C’era una volta l’amore fra i banchi di scuola, quello di  “quella sua maglietta fina” e tutte le dediche possibili ed immaginabili che fra adolescenti ci si fa durante le superiori; i bigliettini, le scritte nei bagni, le lunghe attese nei corridoi o fuori dalla scuola; praticamente secoli fa anche se in realtà non è così ma l’avvento dei social network ha cambiato tutto, soprattutto questa dimensione dell’amore adolescenziale e del corteggiarsi fra i banchi di scuola.

Oggi ci si tagga, ci si posta in bacheca, ci si piace; tutto con un tasto, anzi, con un click, quello del mouse. Chiaramente le scuole e le università non potevano ignorare questo fenomeno ed è questo che ha spinto numerosi istituti e atenei italiani a realizzare pagine “spotted”, ossia pagine pubbliche nelle quali è possibile contattare compagni di scuola, di corso, lasciare messaggi e dire ciò che si pensa. Il pericolo è chiaro sin da subito, cadere nella volgarità, nella maleducazione e nell’offesa che poi però può avere seguiti spiacevoli nella vita reale.

Già in due casi, infatti, le pagine “spotted” sono state bloccate dalle autorità scolastiche per il cattivo uso che ne è stato fatto, addirittura all’istituto tecnico Cossa di Pavia la preside si è rivolta alla polizia postale e invece il rettore dell‘Università dell’Insubria ha diffidato gli studenti dall’usare il logo dell’ateneo e nel caso degli alunni dell’istituto “Battisti” di Salò si è arrivati a dover minacciare sanzione per riportare la situazione al decoro e all’ordine.

Compagni e professori vengono citati con le iniziali o con descrizioni finalizzate a designare in modo inequivocabile qualcuno, questo perché l’interessa che muove queste pagine è il gossip, è la logica del “wanted”; colpi di fulmine, pettegolezzi, sfottò, insulti la fanno da padrone in questi spazi pubblici. La gestione, anzi la moderazione, della pagina è affidata ad un moderatore che però non sempre riesce a controllare il flusso di informazioni immesse e la loro bontà anche se l’intento è quello di essere la pagine più vista senza attirarsi addosso l’ira di professori e dirigenti.

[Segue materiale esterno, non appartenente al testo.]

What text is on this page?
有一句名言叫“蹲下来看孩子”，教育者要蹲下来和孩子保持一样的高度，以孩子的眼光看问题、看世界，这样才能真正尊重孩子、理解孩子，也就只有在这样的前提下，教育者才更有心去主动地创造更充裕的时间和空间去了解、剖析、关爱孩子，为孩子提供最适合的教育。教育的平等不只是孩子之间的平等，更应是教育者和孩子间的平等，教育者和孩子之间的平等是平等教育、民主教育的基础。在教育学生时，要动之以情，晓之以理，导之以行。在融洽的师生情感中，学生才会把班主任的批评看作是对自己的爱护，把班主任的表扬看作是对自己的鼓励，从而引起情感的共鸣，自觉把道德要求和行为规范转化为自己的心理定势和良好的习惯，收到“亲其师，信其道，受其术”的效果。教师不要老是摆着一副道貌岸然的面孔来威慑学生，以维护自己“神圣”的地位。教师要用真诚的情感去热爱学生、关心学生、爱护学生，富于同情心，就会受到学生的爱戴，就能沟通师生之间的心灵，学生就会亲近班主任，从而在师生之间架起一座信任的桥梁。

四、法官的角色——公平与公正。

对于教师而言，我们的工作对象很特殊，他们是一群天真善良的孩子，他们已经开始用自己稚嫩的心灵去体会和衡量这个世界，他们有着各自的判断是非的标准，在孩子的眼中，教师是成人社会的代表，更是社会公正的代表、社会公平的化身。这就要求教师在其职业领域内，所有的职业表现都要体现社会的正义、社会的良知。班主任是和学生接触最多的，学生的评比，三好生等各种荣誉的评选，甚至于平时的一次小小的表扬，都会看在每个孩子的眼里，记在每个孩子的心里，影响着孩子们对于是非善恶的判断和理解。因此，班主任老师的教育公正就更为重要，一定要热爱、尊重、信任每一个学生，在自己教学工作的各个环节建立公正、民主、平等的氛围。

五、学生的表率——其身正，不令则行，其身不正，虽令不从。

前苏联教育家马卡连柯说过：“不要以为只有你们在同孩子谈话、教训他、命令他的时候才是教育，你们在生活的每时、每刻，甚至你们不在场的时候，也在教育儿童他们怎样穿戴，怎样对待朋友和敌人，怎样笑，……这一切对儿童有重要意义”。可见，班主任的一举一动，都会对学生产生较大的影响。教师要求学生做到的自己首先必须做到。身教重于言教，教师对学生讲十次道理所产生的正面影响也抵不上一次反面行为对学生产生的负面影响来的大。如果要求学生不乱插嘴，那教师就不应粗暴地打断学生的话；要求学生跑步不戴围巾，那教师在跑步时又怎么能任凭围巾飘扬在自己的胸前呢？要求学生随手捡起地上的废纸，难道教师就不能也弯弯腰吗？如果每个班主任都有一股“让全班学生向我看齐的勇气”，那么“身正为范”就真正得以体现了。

Il fenomeno ha avuto origine nel 2010 in Gran Bretagna, dove ha fatto toccare un  vero e proprio boom di iscritti, successivamente è arrivato in Italia dove la prima pagina spotted l’ha fatta registrare La Sapienza di Roma che in meno di due mesi ha raggiunto i 12 mila amici ma è stata superata in fretta da quella del Politecnico di Milano che ne ha già registrati 17 mila.

La verità è che l’utilità che questa pagine hanno è legata soprattutto al ritrovamento di oggetti smarriti e allo scambio di informazioni e materiale didattico, ma rappresentano anche un punto di aggregazione negativa che spesso da il là a ripercussioni nella vita reale con risse e atti vandalici, dunque non resta che affidarsi al buonsenso anche se la nostalgia per un certo tipo di amore in stile “tempo delle mele” è innegabile, almeno per chi, la scuola, l’ha finita da un po’.